What’s it like to be a fire academy training instructor? We interviewed retired Battalion Chief and full-time Fire Academy Coordinator, Andy Densmore, to learn all about life as a teacher at Allan Hancock Academy in Lompoc, California.
HBO: How long have you been part of the Allan Hancock Fire Academy (AHFA) family?
AD: I’ve been associated with AHFA since the early 80’s. While serving as a full-time firefighter, I worked at AHFA as a California State Fire Training Instructor in several disciplines. I’m currently the AHFA Coordinator.
HBO: Would you consider the fire academy the foundation of the job?
AD: Yes, especially our Allan Hancock College Fire Academy. Seventeen and half weeks, Monday thru Friday, 7am – 6pm, Firefighter fitness, basic and advanced Firefighter skills and training.
HBO: What inspired you to be a fire training instructor?
AD: Throughout my 30-year career as a professional firefighter, I tried to stay at the top of my game through training. When I’d learn new skills or techniques, I couldn’t wait to get back to the department and share what I’d learned. That enthusiasm for sharing knowledge and skills grew into larger roles in department training and eventually the promotion to Battalion Chief and Training Officer.

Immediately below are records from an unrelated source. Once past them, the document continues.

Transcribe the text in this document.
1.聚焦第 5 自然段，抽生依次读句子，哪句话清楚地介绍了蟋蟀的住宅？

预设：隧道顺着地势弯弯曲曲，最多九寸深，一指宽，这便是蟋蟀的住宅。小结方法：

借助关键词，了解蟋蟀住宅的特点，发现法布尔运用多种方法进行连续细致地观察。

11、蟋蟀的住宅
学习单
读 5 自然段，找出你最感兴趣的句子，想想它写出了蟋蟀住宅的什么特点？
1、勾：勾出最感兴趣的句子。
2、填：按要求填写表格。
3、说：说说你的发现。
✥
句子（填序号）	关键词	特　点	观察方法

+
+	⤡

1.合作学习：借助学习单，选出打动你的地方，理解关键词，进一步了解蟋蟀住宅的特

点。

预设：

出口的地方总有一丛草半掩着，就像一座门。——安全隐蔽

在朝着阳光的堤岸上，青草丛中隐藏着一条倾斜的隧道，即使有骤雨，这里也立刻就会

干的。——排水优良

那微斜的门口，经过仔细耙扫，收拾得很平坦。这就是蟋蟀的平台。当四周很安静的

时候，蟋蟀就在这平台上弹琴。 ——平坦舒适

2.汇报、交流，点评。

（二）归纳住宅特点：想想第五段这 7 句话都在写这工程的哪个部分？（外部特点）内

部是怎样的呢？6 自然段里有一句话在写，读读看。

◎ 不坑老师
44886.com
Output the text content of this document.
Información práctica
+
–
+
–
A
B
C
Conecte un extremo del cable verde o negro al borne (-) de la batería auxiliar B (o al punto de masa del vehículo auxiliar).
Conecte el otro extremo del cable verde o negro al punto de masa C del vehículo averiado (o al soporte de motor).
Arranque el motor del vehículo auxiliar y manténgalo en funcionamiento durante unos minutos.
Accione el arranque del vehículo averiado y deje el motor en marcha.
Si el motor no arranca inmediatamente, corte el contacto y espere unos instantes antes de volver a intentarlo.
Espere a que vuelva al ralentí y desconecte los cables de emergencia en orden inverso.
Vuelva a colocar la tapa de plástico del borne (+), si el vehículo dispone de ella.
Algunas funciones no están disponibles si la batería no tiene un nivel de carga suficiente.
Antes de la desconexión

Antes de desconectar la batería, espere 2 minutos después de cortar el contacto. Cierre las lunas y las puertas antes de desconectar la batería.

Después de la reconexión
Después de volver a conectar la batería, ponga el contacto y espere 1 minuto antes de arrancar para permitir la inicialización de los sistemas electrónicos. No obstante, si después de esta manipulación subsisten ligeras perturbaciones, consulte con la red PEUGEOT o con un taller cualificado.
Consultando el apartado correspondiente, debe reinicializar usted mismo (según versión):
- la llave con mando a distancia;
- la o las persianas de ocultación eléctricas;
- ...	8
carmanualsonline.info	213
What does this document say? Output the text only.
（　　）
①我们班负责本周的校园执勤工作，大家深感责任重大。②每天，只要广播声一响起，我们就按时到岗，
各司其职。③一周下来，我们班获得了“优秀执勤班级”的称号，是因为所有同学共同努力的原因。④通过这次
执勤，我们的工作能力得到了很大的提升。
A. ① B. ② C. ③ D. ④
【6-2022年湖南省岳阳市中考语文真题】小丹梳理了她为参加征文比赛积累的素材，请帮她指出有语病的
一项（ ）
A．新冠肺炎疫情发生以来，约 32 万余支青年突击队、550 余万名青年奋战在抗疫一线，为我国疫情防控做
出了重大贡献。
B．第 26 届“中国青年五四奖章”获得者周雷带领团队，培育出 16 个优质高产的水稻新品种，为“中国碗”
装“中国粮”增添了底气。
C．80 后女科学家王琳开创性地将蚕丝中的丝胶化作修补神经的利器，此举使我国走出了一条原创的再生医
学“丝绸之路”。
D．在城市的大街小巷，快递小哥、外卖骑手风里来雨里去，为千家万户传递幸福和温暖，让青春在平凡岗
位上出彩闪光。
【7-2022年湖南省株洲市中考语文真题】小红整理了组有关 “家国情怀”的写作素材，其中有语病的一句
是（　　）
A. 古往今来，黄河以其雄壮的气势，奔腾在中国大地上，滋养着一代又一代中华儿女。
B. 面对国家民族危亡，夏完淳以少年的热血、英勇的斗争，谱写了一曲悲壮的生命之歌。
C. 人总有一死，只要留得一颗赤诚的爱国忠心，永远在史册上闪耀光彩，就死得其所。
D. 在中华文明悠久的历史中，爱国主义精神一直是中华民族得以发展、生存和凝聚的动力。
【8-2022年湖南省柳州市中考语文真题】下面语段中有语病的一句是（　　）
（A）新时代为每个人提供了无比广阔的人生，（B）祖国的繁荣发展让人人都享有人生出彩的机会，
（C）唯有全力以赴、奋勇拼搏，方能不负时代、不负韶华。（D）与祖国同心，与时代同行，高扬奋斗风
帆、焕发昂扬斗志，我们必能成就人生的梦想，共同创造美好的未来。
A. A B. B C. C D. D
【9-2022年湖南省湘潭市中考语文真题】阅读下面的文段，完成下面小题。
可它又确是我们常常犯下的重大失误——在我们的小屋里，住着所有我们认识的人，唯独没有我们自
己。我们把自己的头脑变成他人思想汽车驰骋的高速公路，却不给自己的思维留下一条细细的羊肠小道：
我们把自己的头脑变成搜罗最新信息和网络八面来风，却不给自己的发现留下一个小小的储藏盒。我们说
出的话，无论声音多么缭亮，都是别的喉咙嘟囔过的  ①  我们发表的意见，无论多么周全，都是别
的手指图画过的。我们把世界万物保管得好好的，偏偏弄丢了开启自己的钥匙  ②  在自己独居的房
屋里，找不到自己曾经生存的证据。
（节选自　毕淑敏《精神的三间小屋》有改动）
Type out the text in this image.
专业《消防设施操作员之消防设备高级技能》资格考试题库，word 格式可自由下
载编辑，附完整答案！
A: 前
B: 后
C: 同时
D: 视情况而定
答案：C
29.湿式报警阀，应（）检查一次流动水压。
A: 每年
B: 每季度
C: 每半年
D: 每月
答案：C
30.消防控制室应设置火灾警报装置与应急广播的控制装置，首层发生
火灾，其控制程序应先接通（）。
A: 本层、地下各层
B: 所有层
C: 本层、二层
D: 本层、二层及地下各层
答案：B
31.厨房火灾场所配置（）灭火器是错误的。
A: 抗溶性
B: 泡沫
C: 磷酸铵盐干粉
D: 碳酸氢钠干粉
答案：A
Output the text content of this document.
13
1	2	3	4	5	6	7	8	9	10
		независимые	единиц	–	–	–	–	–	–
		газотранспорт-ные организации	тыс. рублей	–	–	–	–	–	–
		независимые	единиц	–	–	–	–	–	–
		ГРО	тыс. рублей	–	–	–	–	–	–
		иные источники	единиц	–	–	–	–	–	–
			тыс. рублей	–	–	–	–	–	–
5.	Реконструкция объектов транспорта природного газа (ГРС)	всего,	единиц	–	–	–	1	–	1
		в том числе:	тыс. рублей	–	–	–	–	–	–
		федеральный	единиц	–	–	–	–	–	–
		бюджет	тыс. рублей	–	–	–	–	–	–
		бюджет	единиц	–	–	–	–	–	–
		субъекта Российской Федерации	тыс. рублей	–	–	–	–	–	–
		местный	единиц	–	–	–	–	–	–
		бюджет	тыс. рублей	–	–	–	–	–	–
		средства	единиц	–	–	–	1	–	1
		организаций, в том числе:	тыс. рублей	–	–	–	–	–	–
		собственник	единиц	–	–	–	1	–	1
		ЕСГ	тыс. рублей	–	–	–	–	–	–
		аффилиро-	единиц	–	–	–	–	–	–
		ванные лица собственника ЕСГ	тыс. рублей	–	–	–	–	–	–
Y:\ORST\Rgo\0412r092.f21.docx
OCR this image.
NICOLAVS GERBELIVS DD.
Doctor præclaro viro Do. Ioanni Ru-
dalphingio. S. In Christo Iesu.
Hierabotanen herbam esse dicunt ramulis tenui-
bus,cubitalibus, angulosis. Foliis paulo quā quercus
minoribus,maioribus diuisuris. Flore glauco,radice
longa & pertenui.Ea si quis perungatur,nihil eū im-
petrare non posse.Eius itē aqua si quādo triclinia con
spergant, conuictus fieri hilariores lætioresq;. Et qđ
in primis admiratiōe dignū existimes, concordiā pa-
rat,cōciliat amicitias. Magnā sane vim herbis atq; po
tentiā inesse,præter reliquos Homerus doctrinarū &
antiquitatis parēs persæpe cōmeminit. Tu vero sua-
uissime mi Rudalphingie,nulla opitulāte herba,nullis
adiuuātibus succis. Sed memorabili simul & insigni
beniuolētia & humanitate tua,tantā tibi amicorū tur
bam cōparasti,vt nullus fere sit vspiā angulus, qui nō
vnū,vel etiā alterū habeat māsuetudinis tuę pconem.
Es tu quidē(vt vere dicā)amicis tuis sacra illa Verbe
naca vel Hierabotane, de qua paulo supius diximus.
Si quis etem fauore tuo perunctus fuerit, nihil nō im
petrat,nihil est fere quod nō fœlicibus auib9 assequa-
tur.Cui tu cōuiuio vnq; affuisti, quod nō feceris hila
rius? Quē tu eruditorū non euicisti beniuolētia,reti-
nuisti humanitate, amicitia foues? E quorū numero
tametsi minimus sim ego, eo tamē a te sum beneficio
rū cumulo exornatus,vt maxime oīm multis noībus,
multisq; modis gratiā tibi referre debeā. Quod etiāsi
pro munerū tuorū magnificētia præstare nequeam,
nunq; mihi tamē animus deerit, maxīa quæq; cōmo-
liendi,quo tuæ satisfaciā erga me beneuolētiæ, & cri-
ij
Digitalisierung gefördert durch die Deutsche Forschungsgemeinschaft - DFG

HBO: Do you feel working full-time as a Firefighter while working as an AHFA Instructor kept you current on training techniques?
AD: Absolutely, both current and skilled.
HBO: Every instructor has a different teaching style. Is yours paramilitary, laid back, or somewhere in between?
AD: There’s a time and place for all of that. Though our program begins in a very militaristic fashion, cadets can earn the respect of the cadre through performance, attention to detail, and adherence to procedures. While my personal teaching style encourages interaction and participation, deviations from accepted practices and procedures take us quickly back to basics.
HBO: What can a probie expect during the first week of fire training?
AD: Indoctrination: The importance of (and the insistence on) attention to detail, loyalty, pride, enthusiasm, strong work ethic, and a commitment to providing the highest level of service possible.
HBO: What training exercise is the most terrifying/challenging for most probies?
AD: SCBA Confidence Exercises and Firefighter Survival
HBO: What advice would give to a probie who absolutely hits their limit?
AD: You might not be adequately prepared for this. Either press on to finish your objective or tap out and reconsider your choice of profession.
HBO: Have you ever instructed a probie who you thought would never see graduation day, but he/she persevered?
AD: I’ve seen improvement in cadets, significant enough to have earned them the right to graduate our State Accredited Regional Fire Academy, on several occasions.
HBO: What advice would you give a probie on his/her first year working in a firehouse?
AD: Do what you’re told, remain humble and respectful, work your ass off, strive to prove that you deserve the position.
HBO: Did you instantly feel camaraderie the day you entered your own training over 30 years ago? Now that you’re a retired Battalion Chief, do you still feel like you are part of a brotherhood?
AD: Absolutely and absolutely. Back in the late 70’s we were assigned our position on the engine right away and we were expected to perform as part of the company from day one. I was lucky enough to be a part of a smaller municipal department and felt accepted right away. I feel the same enthusiasm for the Fire Service today, as I did on my first day on the job and I’ll always consider myself a Firefighter.
Thank you for your service, Chief Densmore. Cheers to you and all the probies you’ve guided along the way!